Why didn’t the Kings get more for Kevin Martin?

In his post-deadline PER diem column, John Hollinger discusses how the Rockets were able to end up with a ton of assets in the three-way trade with the Kings and the Knicks.

Consider the Kings, for instance. They had a coveted star in Kevin Martin, $13 million in expiring contracts belonging to Kenny Thomas, Sergio Rodriguez, Hilton Armstrong, Ime Udoka and Sean May, and $1.6 million in cap room to do an unbalanced trade. They should have been controlling the entire game on deadline day.

Unfortunately, they didn’t choose to play. Sacramento didn’t let teams know Martin was available, and in fact insisted he wasn’t available; unlike Phoenix with Stoudemire, the Kings have no idea if Houston’s offer was the best one they could have had. In fact, there’s considerable evidence they could have done much better — possibly by bypassing the Rockets entirely.

Consider, for starters, what would have been the perfect home for Martin: Boston. The Kings could have sent Martin and little-used Andres Nocioni to the Celtics for Ray Allen and a first-round pick, and cleared $18 million in cap room (the Celtics, given their current time horizon, would have blurted out yes to this offer in a nanosecond).

They then could have used Allen and Kenny Thomas in a deal with the Knicks and walked away with the exact same trove of assets that the Rockets did. If so, Sacramento wouldn’t have Landry, but look at what they’d have instead: Jordan Hill, New York’s 2012 first-rounder, Boston’s 2011 first-rounder, the right to swap picks with New York in 2011 (admittedly, an item of more value to Houston given the two clubs’ likely records next season), and the same cap room they cleared with the Martin trade.

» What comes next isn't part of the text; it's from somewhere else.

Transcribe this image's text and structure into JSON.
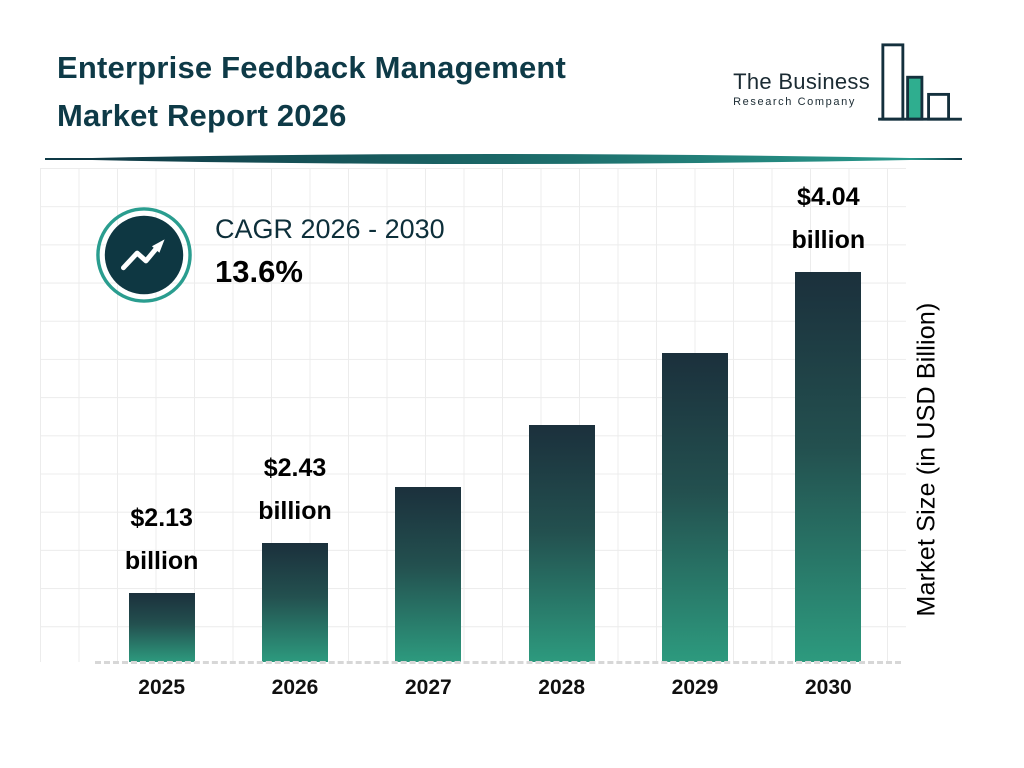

The only reason they don’t have those assets, it would appear, is that they didn’t ask. While the Kings fiddled, Houston forced the action and squeezed all it could from New York. When the Knicks wouldn’t flinch, the Rockets scrambled to get alternate deals in place: first an all-smoke, no-fire rumor with Chicago, and then a late deal with Sacramento that both pried Martin free and thrust the Knicks into action.

That story echoes a fairly constant background noise that’s been heard about Sacramento in recent years. The Kings have a small front office and nearly everybody in it has been there forever; one gets the impression not that they’ve lost their basketball acumen, but that they aren’t putting in the legwork anymore.

That Martin/Nocioni-for-Allen swap and subsequent trade with the Knicks is an interesting angle on this year’s trade deadline. By not making it known that Martin was available, the Kings didn’t get everyone’s best offer. Conversely, the Suns did hear everyone’s best offer or Stoudemire, and chose not to pull the trigger.